Sacrificing salary as a super contribution

Superannuation strategies for SMSF trustees.

Salary sacrifice is a superannuation strategy that has been around for years. This strategy is all about redirecting pre-tax salary or wages into superannuation instead of paying tax then making a super contribution.

It really works best when the tax payable on the income sacrificed is more than the Medicare levy inclusive lowest tax rate of 21 per cent. This is because tax paid by a super fund on contributions is 15 per cent. Before the marginal tax rate was increased from 15 per cent to 19 per cent the only benefit was a saving of the then 1.5 per cent Medicare levy.

In addition a person is disadvantaged if their income is below the tax payable threshold. For the 2017 year this is $18,200 and, when the low income tax offset of $445 is taken into account no tax is paid on income up to $20,542.

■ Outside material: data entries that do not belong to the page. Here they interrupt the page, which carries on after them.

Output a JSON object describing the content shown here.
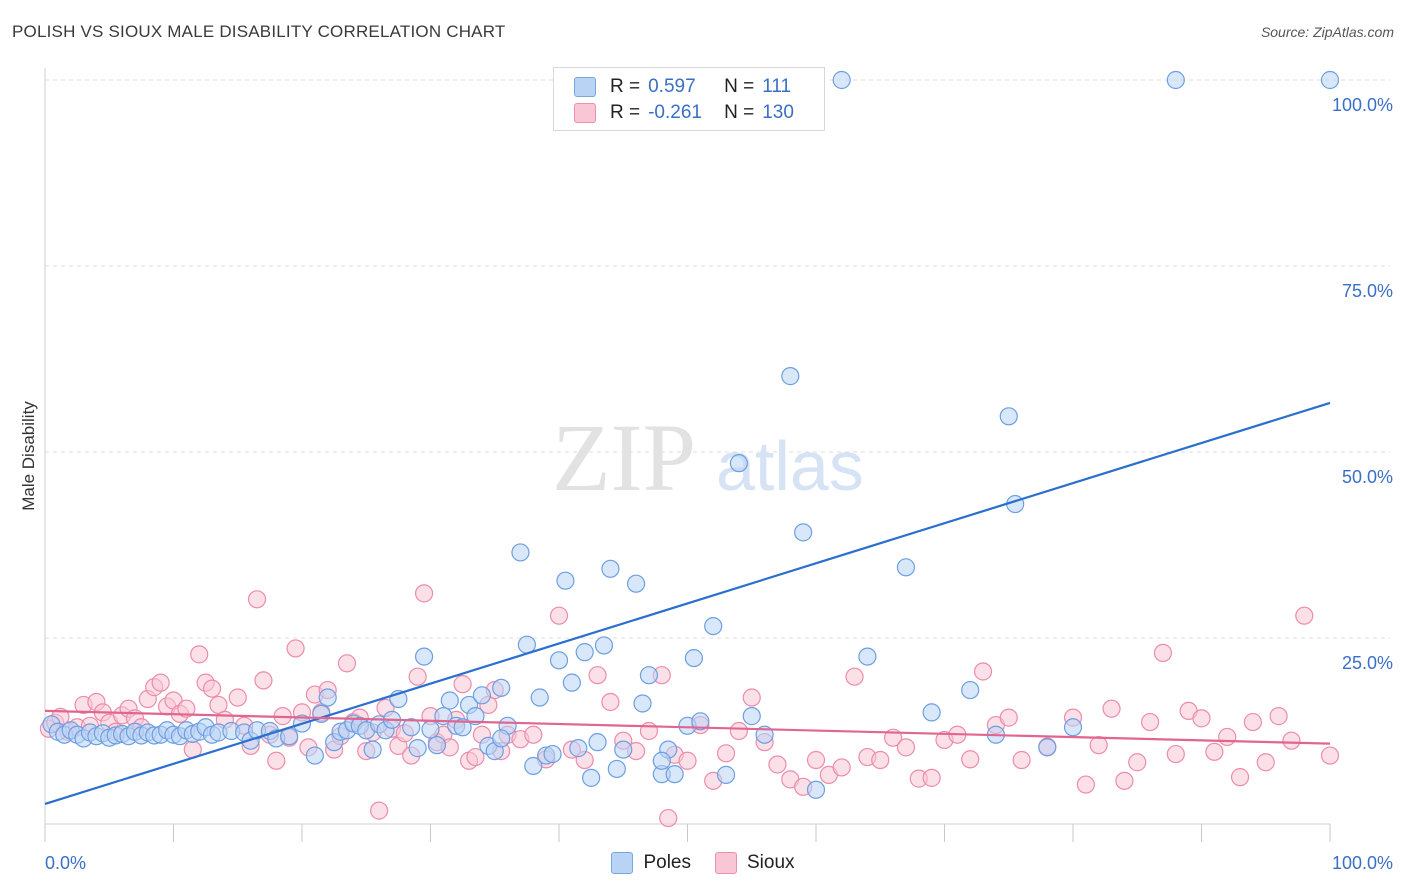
{
  "title": "POLISH VS SIOUX MALE DISABILITY CORRELATION CHART",
  "source": "Source: ZipAtlas.com",
  "watermark": {
    "zip": "ZIP",
    "atlas": "atlas"
  },
  "legend": {
    "rows": [
      {
        "r_label": "R =",
        "r_value": "0.597",
        "n_label": "N =",
        "n_value": "111",
        "color": "#b9d3f5",
        "border": "#7aa6e0"
      },
      {
        "r_label": "R =",
        "r_value": "-0.261",
        "n_label": "N =",
        "n_value": "130",
        "color": "#f9c6d6",
        "border": "#ee8fae"
      }
    ]
  },
  "colors": {
    "poles_fill": "#b9d3f5",
    "poles_stroke": "#6d9fe0",
    "poles_line": "#2a6fcf",
    "sioux_fill": "#f9c6d6",
    "sioux_stroke": "#ec8cab",
    "sioux_line": "#e0668f",
    "axis_label": "#3a6fc6",
    "grid": "#dcdcdc"
  },
  "chart_data": {
    "type": "scatter",
    "xlabel": "",
    "ylabel": "Male Disability",
    "xlim": [
      0,
      100
    ],
    "ylim": [
      0,
      100
    ],
    "x_tick_labels": [
      "0.0%",
      "100.0%"
    ],
    "y_ticks": [
      25,
      50,
      75,
      100
    ],
    "y_tick_labels": [
      "25.0%",
      "50.0%",
      "75.0%",
      "100.0%"
    ],
    "legend_position": "bottom",
    "series": [
      {
        "name": "Poles",
        "trend": {
          "x": [
            0,
            100
          ],
          "y": [
            2.7,
            56.6
          ]
        },
        "points": [
          [
            0.5,
            13.4
          ],
          [
            1,
            12.4
          ],
          [
            1.5,
            12
          ],
          [
            2,
            12.6
          ],
          [
            2.5,
            12
          ],
          [
            3,
            11.5
          ],
          [
            3.5,
            12.3
          ],
          [
            4,
            11.8
          ],
          [
            4.5,
            12.2
          ],
          [
            5,
            11.6
          ],
          [
            5.5,
            11.9
          ],
          [
            6,
            12.1
          ],
          [
            6.5,
            11.8
          ],
          [
            7,
            12.4
          ],
          [
            7.5,
            11.9
          ],
          [
            8,
            12.3
          ],
          [
            8.5,
            11.9
          ],
          [
            9,
            12
          ],
          [
            9.5,
            12.6
          ],
          [
            10,
            12
          ],
          [
            10.5,
            11.8
          ],
          [
            11,
            12.6
          ],
          [
            11.5,
            12.1
          ],
          [
            12,
            12.4
          ],
          [
            12.5,
            13
          ],
          [
            13,
            12
          ],
          [
            13.5,
            12.3
          ],
          [
            14.5,
            12.5
          ],
          [
            15.5,
            12.3
          ],
          [
            16,
            11.2
          ],
          [
            16.5,
            12.6
          ],
          [
            17.5,
            12.5
          ],
          [
            18,
            11.5
          ],
          [
            19,
            11.8
          ],
          [
            20,
            13.5
          ],
          [
            21,
            9.2
          ],
          [
            21.5,
            14.8
          ],
          [
            22,
            17
          ],
          [
            22.5,
            11
          ],
          [
            23,
            12.4
          ],
          [
            23.5,
            12.6
          ],
          [
            24,
            13.5
          ],
          [
            24.5,
            13.2
          ],
          [
            25,
            12.6
          ],
          [
            25.5,
            10
          ],
          [
            26,
            13.4
          ],
          [
            26.5,
            12.6
          ],
          [
            27,
            14
          ],
          [
            27.5,
            16.8
          ],
          [
            28.5,
            13
          ],
          [
            29,
            10.2
          ],
          [
            29.5,
            22.5
          ],
          [
            30,
            12.7
          ],
          [
            30.5,
            10.6
          ],
          [
            31,
            14.5
          ],
          [
            31.5,
            16.6
          ],
          [
            32,
            13.2
          ],
          [
            32.5,
            13
          ],
          [
            33,
            16
          ],
          [
            33.5,
            14.5
          ],
          [
            34,
            17.3
          ],
          [
            34.5,
            10.5
          ],
          [
            35,
            9.8
          ],
          [
            35.5,
            18.3
          ],
          [
            36,
            13.2
          ],
          [
            37,
            36.5
          ],
          [
            37.5,
            24.1
          ],
          [
            38,
            7.8
          ],
          [
            38.5,
            17
          ],
          [
            39,
            9.2
          ],
          [
            39.5,
            9.4
          ],
          [
            40,
            22
          ],
          [
            40.5,
            32.7
          ],
          [
            41,
            19
          ],
          [
            41.5,
            10.2
          ],
          [
            42,
            23.1
          ],
          [
            42.5,
            6.2
          ],
          [
            43,
            11
          ],
          [
            43.5,
            24
          ],
          [
            44,
            34.3
          ],
          [
            44.5,
            7.4
          ],
          [
            45,
            10
          ],
          [
            46,
            32.3
          ],
          [
            46.5,
            16.2
          ],
          [
            47,
            20
          ],
          [
            48,
            6.7
          ],
          [
            48.5,
            10
          ],
          [
            49,
            6.7
          ],
          [
            50,
            13.2
          ],
          [
            50.5,
            22.3
          ],
          [
            51,
            13.8
          ],
          [
            52,
            26.6
          ],
          [
            53,
            6.6
          ],
          [
            55,
            14.5
          ],
          [
            58,
            60.2
          ],
          [
            59,
            39.2
          ],
          [
            60,
            4.6
          ],
          [
            62,
            100
          ],
          [
            67,
            34.5
          ],
          [
            75,
            54.8
          ],
          [
            75.5,
            43
          ],
          [
            78,
            10.3
          ],
          [
            88,
            100
          ],
          [
            100,
            100
          ],
          [
            54,
            48.5
          ],
          [
            35.5,
            11.5
          ],
          [
            48,
            8.5
          ],
          [
            56,
            12
          ],
          [
            64,
            22.5
          ],
          [
            69,
            15
          ],
          [
            72,
            18
          ],
          [
            74,
            12
          ],
          [
            80,
            13
          ]
        ]
      },
      {
        "name": "Sioux",
        "trend": {
          "x": [
            0,
            100
          ],
          "y": [
            15.2,
            10.8
          ]
        },
        "points": [
          [
            0.3,
            12.8
          ],
          [
            0.8,
            13.6
          ],
          [
            1.2,
            14.4
          ],
          [
            1.8,
            12.4
          ],
          [
            2.5,
            13
          ],
          [
            3,
            16
          ],
          [
            3.5,
            13.2
          ],
          [
            4,
            16.4
          ],
          [
            4.5,
            15
          ],
          [
            5,
            13.6
          ],
          [
            5.5,
            12.4
          ],
          [
            6,
            14.6
          ],
          [
            6.5,
            15.5
          ],
          [
            7,
            14.2
          ],
          [
            7.5,
            13
          ],
          [
            8,
            16.8
          ],
          [
            8.5,
            18.4
          ],
          [
            9,
            19
          ],
          [
            9.5,
            15.8
          ],
          [
            10,
            16.6
          ],
          [
            10.5,
            14.8
          ],
          [
            11,
            15.5
          ],
          [
            11.5,
            10
          ],
          [
            12,
            22.8
          ],
          [
            12.5,
            19
          ],
          [
            13,
            18.2
          ],
          [
            13.5,
            16
          ],
          [
            14,
            14
          ],
          [
            15,
            17
          ],
          [
            15.5,
            13.2
          ],
          [
            16,
            10.5
          ],
          [
            16.5,
            30.2
          ],
          [
            17,
            19.3
          ],
          [
            17.5,
            12
          ],
          [
            18,
            8.5
          ],
          [
            18.5,
            14.5
          ],
          [
            19,
            11.6
          ],
          [
            19.5,
            23.6
          ],
          [
            20,
            15
          ],
          [
            20.5,
            10.3
          ],
          [
            21,
            17.4
          ],
          [
            21.5,
            15
          ],
          [
            22,
            18
          ],
          [
            22.5,
            10
          ],
          [
            23,
            11.8
          ],
          [
            23.5,
            21.6
          ],
          [
            24,
            13.7
          ],
          [
            24.5,
            14.3
          ],
          [
            25,
            9.8
          ],
          [
            25.5,
            12.3
          ],
          [
            26,
            1.8
          ],
          [
            26.5,
            15.6
          ],
          [
            27,
            12.8
          ],
          [
            27.5,
            10.5
          ],
          [
            28,
            12.2
          ],
          [
            28.5,
            9.2
          ],
          [
            29,
            19.8
          ],
          [
            29.5,
            31
          ],
          [
            30,
            14.5
          ],
          [
            30.5,
            11
          ],
          [
            31,
            12
          ],
          [
            31.5,
            10.3
          ],
          [
            32,
            14
          ],
          [
            32.5,
            18.8
          ],
          [
            33,
            8.5
          ],
          [
            33.5,
            9
          ],
          [
            34,
            12
          ],
          [
            34.5,
            16
          ],
          [
            35,
            18
          ],
          [
            35.5,
            9.8
          ],
          [
            36,
            12
          ],
          [
            37,
            11.4
          ],
          [
            38,
            12
          ],
          [
            39,
            8.7
          ],
          [
            40,
            28
          ],
          [
            41,
            10
          ],
          [
            42,
            8.6
          ],
          [
            43,
            20
          ],
          [
            44,
            16.4
          ],
          [
            45,
            11.2
          ],
          [
            46,
            9.8
          ],
          [
            47,
            12.5
          ],
          [
            48,
            20
          ],
          [
            48.5,
            0.8
          ],
          [
            49,
            9.3
          ],
          [
            50,
            8.5
          ],
          [
            51,
            13.3
          ],
          [
            52,
            5.8
          ],
          [
            53,
            9.5
          ],
          [
            54,
            12.5
          ],
          [
            55,
            17
          ],
          [
            56,
            11
          ],
          [
            57,
            8
          ],
          [
            58,
            6
          ],
          [
            59,
            5
          ],
          [
            60,
            8.6
          ],
          [
            61,
            6.6
          ],
          [
            62,
            7.6
          ],
          [
            63,
            19.8
          ],
          [
            64,
            9
          ],
          [
            65,
            8.6
          ],
          [
            66,
            11.6
          ],
          [
            67,
            10.3
          ],
          [
            68,
            6.1
          ],
          [
            69,
            6.2
          ],
          [
            70,
            11.3
          ],
          [
            71,
            12
          ],
          [
            72,
            8.7
          ],
          [
            73,
            20.5
          ],
          [
            74,
            13.3
          ],
          [
            75,
            14.3
          ],
          [
            76,
            8.6
          ],
          [
            78,
            10.4
          ],
          [
            80,
            14.3
          ],
          [
            81,
            5.3
          ],
          [
            82,
            10.6
          ],
          [
            83,
            15.5
          ],
          [
            84,
            5.8
          ],
          [
            85,
            8.3
          ],
          [
            86,
            13.7
          ],
          [
            87,
            23
          ],
          [
            88,
            9.4
          ],
          [
            89,
            15.2
          ],
          [
            90,
            14.2
          ],
          [
            91,
            9.7
          ],
          [
            92,
            11.7
          ],
          [
            93,
            6.3
          ],
          [
            94,
            13.7
          ],
          [
            95,
            8.3
          ],
          [
            96,
            14.5
          ],
          [
            97,
            11.2
          ],
          [
            98,
            28
          ],
          [
            100,
            9.2
          ]
        ]
      }
    ]
  }
}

Steps to Implement Strategy

1.     

Contact your employer to see if they allow you to sacrifice some of the salary as extra superannuation.

2.     

If they say yes, ask how much they are contributing as superannuation guarantee contributions.

3.     

Calculate how much you can afford to give up of your take-home salary and request your employer to salary sacrifice the equivalent pre-tax salary amount. This will depend on the marginal rate of tax that applies to salary being sacrificed.

4.     

Make sure that the amount being sacrificed, when combined with the amount being contributed as SGC by your employer, does not exceed the maximum concessional contribution limit.

Documentation Required

The only documentation that applies to this strategy will be dictated by trust deed of the SMSF. The trust deed might stipulate that documentation must be completed so that employer contributions can be accepted from an employer contributor to the fund. Any other documentation required will be what is required by the employer before salary can be sacrificed as extra super contributions.

Warning One

With the maximum concessional super contributions reducing to $25,000 for everybody, care must be taken to make sure that the amount of salary sacrificed as extra super contributions does not exceed the $25,000 limit

Warning Two

There are some employers that reduce the amount of SGC they contribute when an employee salary sacrifices. Although this is mean and underhanded it is legal. If you are thinking of salary sacrificing check with your employer first to make sure your SGC contribution will not be reduced.

Before using this strategy you should seek professional advice as to whether you will actually benefit from following the strategy and will not end up worse off if the strategy does not really apply to you.